Na verdade, a grande
fonte dos problemas da astrologia está no fato de que nenhuma
configuração existe à parte de outras, da mesma forma que alguém não pode
isolar por completo o funcionamento de um braço, uma vez que esse está atrelado
ao corpo como um todo e depende desse para funcionar, afinal, todos os tecidos
de que um braço é composto são preservados pelo processo digestivo, seus
movimentos dependem do sistema nervoso, que por sua vez está ligado ao cérebro,
etc. Quando transpomos essa mesma realidade para a astrologia, então o número
de configurações de suporte ou mesmo de nulificação para um mesmo yoga tornam-se infindáveis! Daí de ser
impossível ou no mínimo utópico tornar a astrologia um sistema, do contrário,
já teríamos softwares realizando delineações e predições de sucesso e não
dependeríamos do astrólogo em si, bastaria que alguém descobrisse uma forma de
sistematizar esse conhecimento. Logo, que fique claro: a astrologia não é um
sistema.
A
definição mais apropriada para a astrologia é a de “método de delineação e
predição”. Isso porque um método não é rigoroso e estrito como um sistema,
tanto é que podemos desenvolver um número sem par de métodos astrológicos e
isso não quer dizer que um seja melhor do que o outro, embora haja sim métodos mais
coerentes, funcionais e organizados do que outros. Inclusive, um método pode
funcionar bem para um indivíduo e para alguns outros, mas ele definitivamente
não vai funcionar bem para todas as pessoas, isso porque ele não é
perfeitamente objetivo. Métodos são por natureza bastante subjetivos. Daí de
termos tantas escolas de astrologia: Parāśari, Jaimini, Bhṛgu, KP, Iyer, tājika,
isso para não falar também das escolas de astrologia helenística, medieval,
moderna, chinesa, etc. Afinal, o número de divisões possíveis a uma
circunferência é infinito! Daí de tantos métodos serem possíveis, o que torna em grande parte (mas não absolutamente!) fúteis discussões sobre qual método é verdadeiro e qual método é falso.

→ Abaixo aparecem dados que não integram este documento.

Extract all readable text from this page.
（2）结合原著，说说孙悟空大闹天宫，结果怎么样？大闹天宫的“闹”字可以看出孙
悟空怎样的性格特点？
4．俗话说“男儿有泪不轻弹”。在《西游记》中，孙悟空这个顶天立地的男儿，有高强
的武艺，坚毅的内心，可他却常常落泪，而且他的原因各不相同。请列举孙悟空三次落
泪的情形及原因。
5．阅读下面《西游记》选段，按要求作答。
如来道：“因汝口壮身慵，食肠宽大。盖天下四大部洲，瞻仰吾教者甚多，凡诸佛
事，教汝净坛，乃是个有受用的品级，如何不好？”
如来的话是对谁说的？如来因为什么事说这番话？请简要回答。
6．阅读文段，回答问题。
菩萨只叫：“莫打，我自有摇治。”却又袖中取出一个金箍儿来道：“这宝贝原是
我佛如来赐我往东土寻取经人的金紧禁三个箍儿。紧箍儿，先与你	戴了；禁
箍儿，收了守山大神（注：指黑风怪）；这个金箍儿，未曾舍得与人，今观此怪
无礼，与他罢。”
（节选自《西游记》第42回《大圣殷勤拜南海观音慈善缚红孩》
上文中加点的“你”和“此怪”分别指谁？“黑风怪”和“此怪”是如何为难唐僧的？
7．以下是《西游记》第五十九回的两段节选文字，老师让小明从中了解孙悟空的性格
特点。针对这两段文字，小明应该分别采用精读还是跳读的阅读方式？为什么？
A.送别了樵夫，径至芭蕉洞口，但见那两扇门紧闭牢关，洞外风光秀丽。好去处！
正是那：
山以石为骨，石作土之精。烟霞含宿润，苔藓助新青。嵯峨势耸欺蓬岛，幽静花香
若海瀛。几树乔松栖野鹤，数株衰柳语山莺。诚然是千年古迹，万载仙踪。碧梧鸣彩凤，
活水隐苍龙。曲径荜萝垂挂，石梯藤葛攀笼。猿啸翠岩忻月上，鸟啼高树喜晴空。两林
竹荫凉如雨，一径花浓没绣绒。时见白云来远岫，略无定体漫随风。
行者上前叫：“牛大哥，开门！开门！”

Isso, por sinal, nos leva a uma outra questão, a da impossibilidade de alguém tornar-se um
astrólogo simplesmente por meio de um estudo técnico do assunto. Não à toa nos śāstras de jyotiṣa é dito que um jyotiṣī
tem de ter uma série de qualificações que não tem apenas relação com
habilidade intelectual. Algumas dessas qualificações giram em torno do âmbito
moral ou mesmo espiritual, uma vez que um jyotiṣī
precisa ter uma percepção clara e uma intuição aguçada para ter sucesso em
suas interpretações e predições, coisas essas que uma conduta imoral e uma
atitude estritamente racional acabam avariando.
Por
essas e outras, a astrologia não é e nunca será um sistema. Além disso, ela
permanecerá sempre um mistério, especialmente às pessoas que se aproximam dela
com atitude cartesiana e que buscam objetiva-la, pois na verdade é ela quem nos
objetiva. A astrologia é o jyotir-vidyā,
uma sabedoria viva. Não se trata de um rato de laboratório, mas sim da própria
inteligência imanente no cosmo, a qual um jyotiṣī
pode acessar apenas de forma bastante limitada, e isso quando ele se mostra
reverente e qualificado o suficiente para ser um receptáculo dessa sabedoria, com a qual se pode dar sentido aos sinais e movimentos dos corpos celestes. Nesse
sentido, há sim um elemento na astrologia que é por natureza iniciático, daí de
alguns a tratarem como um conhecimento oculto, definição essa que não é a mais
perfeita, mas ainda assim descreve algo sobre a natureza dessa disciplina.
oṁ tat sat
[1] De acordo com René Guenon, a
astrologia é uma ciência sagrada ou tradicional, assim como a alquimia. Essa
sim é a definição correta da astrologia, enquanto ciência.